Das Zauberwort der Stadtplaner: Entmischung

Das Besondere an dem Areal laut Schwarz: Es soll mit einer Mischung von Wohn- und Gewerbegebieten gearbeitet werden. „Nur so kriegen wir das Verkehrsproblem in den Griff.“ Bislang rechnet die Stadt mit 7500 zusätzlichen Fahrzeugen am Tag durch das neue Gebiet. Es soll aber umweltbewusst und fahrradfreundlich geplant werden, so dass es im Prinzip keinen Grund gibt, im Viertel das Auto zu nutzen, da alles auf einem Fleck liegt – und dazu fußläufig zum Bahnhof.

Wie viel Gewerbe und wie viel Wohnen dereinst im Bogenviertel sein soll, ist noch unklar: Der Gemeinderat hat sich auf einen 50-50-Kompromiss geeinigt – mit zehn Prozent möglicher Abweichung zu beiden Seiten. Ginge es nach der Wirtschaftsförderung Region Stuttgart (WRS), müsste es wohl ein reines Gewerbegebiet werden: Die WRS geht von einer durchschnittlichen jährlichen Nachfrage von 110 Hektar Gewerbefläche in der Region aus – und das sei noch „betont vorsichtig“, heißt es in einer jüngst veröffentlichten Studie. Andrea Schwarz ist jedoch überzeugt, dass gerade der Mix aus Wohnen und Arbeiten attraktiv sein könne – sowohl für die Firmen als auch für die Fachkräfte, die sie dann beispielsweise mit Belegplätzen bei Kitas oder Wohnungen vor Ort locken können.

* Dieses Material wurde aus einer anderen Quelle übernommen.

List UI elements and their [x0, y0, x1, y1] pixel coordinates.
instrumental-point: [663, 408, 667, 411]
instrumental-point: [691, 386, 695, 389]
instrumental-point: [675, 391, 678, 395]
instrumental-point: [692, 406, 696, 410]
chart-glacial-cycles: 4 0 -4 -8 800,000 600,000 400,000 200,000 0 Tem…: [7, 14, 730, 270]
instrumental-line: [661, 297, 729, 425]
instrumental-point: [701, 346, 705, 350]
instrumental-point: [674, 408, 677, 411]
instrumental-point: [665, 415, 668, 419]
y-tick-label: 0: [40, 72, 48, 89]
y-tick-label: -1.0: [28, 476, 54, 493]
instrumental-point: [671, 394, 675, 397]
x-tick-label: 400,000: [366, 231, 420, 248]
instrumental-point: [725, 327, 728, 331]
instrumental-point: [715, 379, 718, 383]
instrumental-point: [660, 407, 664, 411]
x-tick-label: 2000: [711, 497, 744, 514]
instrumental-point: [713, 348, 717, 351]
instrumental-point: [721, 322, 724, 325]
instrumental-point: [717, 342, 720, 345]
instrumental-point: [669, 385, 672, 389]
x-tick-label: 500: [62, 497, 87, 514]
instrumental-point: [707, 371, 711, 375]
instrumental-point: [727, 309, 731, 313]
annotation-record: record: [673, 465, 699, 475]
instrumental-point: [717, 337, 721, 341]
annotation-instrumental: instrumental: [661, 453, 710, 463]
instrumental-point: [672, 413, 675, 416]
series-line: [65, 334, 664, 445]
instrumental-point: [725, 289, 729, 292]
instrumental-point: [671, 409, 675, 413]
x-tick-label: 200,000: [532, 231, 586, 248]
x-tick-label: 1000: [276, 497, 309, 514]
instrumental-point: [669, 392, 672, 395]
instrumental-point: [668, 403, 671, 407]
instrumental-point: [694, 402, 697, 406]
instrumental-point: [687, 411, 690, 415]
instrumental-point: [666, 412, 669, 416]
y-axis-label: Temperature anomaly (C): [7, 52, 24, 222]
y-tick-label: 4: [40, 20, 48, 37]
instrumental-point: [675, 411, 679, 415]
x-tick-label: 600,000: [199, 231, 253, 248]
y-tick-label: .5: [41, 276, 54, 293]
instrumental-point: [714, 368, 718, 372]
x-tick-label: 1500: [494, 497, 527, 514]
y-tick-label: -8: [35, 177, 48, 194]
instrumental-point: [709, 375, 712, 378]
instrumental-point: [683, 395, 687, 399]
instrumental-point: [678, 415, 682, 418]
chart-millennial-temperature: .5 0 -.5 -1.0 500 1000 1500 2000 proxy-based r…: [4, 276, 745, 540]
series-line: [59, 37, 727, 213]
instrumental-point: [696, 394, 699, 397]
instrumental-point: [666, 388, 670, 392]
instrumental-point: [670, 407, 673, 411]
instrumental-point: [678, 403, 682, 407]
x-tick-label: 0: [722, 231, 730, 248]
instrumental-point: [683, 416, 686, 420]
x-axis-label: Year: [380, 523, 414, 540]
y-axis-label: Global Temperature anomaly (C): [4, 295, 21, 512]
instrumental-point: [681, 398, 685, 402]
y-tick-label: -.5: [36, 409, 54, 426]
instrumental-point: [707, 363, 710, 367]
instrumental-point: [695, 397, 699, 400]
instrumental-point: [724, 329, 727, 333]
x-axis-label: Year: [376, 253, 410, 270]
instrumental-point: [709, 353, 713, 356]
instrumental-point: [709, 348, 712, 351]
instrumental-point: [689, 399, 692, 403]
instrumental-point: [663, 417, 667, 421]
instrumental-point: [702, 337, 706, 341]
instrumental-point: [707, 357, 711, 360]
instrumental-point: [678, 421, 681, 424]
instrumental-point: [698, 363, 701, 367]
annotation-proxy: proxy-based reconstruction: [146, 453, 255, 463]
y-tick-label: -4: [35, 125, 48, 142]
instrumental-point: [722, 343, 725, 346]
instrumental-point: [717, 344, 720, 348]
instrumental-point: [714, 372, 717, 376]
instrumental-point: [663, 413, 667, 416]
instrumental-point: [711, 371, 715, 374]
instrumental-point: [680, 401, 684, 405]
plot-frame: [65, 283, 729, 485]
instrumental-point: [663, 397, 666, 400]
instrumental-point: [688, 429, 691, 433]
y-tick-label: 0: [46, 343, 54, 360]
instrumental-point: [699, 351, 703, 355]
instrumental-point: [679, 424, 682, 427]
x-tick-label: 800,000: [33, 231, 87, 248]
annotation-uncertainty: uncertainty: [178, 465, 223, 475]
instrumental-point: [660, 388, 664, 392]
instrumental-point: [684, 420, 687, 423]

Eine Fachhochschule Bietigheim?

Die Vorschläge, die die Bürger machten, sind zum Teil ähnlich visionär wie die Vorstellungen der Stadtplaner: Vom sich energetisch selbstversorgenden Quartier über begrünte Dächer und Fassaden bis hin zu einer Fachhochschule Bietigheim, die sich mit regenerativen Energien befasst, ist alles dabei. Was davon umgesetzt werden kann, muss sich zeigen. Die Mietverträge mit den Firmen, die auf dem Gelände agieren, laufen Ende 2019 aus.